久しぶりにオレが会いに行っても、無反応だったらどうしようとか、逆にオレの気持ちがまた溢れ出たらどうしようとか、いろんな想いが駆け巡って。
だけど、意を決して隣の部屋の玄関まで行ってチャイムを押す。
すると、中にいた透子がドアを開けた。
「はい」
「久しぶり」
中から出て来た透子に優しく微笑みかけながら声をかける。
あぁ・・透子だ・・・。
やっと会えた。
「久しぶり」
そして透子は冷静なまま返してくる挨拶。
「元気してた?」
「まぁね。
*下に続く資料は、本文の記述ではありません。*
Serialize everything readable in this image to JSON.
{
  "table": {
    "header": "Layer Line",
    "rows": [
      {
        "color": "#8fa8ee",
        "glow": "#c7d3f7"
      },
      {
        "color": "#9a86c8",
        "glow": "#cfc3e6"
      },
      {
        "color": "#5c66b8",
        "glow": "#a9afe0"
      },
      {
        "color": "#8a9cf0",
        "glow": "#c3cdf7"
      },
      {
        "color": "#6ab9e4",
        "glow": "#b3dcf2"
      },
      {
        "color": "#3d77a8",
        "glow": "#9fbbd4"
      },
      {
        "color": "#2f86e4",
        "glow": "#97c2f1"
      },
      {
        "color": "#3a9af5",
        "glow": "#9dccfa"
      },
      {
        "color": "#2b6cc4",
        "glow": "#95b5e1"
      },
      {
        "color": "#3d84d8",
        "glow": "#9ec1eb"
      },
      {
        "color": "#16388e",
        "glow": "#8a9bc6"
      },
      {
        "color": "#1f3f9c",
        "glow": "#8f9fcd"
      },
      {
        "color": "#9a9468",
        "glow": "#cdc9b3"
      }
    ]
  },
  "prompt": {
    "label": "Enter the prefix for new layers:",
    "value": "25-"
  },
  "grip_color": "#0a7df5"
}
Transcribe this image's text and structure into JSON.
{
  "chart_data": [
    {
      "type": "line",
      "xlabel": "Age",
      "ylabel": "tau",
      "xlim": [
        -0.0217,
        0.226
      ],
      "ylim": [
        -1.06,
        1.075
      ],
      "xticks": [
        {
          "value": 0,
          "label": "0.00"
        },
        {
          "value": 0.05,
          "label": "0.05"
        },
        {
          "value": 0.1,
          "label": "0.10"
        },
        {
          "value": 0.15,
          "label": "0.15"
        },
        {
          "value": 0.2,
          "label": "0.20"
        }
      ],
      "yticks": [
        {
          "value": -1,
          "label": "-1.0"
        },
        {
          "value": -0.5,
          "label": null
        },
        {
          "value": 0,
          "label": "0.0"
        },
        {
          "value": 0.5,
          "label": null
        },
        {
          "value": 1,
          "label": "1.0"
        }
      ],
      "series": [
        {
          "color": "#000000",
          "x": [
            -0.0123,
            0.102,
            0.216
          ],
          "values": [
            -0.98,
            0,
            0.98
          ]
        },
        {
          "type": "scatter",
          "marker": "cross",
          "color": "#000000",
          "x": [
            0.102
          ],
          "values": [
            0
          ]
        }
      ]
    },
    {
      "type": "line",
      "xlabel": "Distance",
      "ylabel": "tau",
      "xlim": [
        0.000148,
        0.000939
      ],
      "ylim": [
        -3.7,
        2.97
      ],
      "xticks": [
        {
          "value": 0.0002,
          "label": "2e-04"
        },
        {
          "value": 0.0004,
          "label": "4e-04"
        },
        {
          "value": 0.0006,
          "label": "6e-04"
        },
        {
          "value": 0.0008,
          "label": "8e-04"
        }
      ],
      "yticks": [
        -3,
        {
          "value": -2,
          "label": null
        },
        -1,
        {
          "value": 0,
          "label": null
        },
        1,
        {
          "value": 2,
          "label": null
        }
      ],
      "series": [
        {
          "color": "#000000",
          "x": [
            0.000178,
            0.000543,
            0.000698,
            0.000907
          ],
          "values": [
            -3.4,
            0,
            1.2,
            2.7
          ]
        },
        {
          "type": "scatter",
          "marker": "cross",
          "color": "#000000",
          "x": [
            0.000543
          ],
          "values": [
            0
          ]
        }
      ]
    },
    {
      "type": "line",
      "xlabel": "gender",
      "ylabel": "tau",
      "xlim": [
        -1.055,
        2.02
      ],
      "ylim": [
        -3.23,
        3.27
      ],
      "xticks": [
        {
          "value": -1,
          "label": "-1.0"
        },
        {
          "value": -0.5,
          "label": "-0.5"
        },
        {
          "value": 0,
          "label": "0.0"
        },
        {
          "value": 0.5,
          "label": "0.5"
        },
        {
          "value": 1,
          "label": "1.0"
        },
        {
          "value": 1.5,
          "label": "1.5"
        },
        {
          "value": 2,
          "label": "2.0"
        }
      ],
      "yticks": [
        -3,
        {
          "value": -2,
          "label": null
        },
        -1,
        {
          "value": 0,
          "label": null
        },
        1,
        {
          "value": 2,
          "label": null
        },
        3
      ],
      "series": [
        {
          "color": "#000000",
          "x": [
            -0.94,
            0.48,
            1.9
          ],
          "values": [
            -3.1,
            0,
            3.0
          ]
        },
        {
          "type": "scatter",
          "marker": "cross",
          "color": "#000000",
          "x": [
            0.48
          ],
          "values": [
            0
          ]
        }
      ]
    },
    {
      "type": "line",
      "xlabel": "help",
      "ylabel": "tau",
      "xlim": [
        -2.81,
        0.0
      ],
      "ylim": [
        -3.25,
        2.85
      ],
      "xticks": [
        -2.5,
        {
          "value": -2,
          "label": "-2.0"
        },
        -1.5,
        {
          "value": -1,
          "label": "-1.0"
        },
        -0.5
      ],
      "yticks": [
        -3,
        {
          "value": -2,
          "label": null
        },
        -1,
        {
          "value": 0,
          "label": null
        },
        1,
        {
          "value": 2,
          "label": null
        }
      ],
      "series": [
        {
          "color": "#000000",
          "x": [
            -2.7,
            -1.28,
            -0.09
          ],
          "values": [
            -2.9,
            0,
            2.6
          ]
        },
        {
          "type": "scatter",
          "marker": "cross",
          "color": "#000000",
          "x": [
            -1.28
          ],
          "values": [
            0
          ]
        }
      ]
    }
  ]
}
そっちは?」
「まぁ。それなりに」
こんな風に何気ない言葉を交わすのもとれくらいぶりだろう。
「これ」
「え?何?」
そして早速訪ねた用件が書かれている封筒を透子に渡す。
「招待状。前に言ってたREIジュエリーの記念パーティーの」
「あぁ。そういえば前に言ってたね」
ある意味、あの時この約束をしておいてよかった。
「ようやく日程が決まったから。とりあえずオレとの話は置いといて、このパーティーは出席してほしい」
週末に決まったそのパーティー。
透子が今オレに対してどんな気持ちでいるのかはわからないけど、でもその日だけは参加してほしい。
「わかった。出席させてもらうね」
よかった。
断らずに了承してくれた。
「なら、よろしく」
「了解」
「じゃあ」
「うん」
ホントはもっと話したい気持ちもあったけど、今回はただこの招待状を渡すのが目的。
まだここで答えを出すつもりはない。
だからオレはまだ一緒にいたい気持ちをグッと抑えて、その用件だけ伝えてその場を後にした。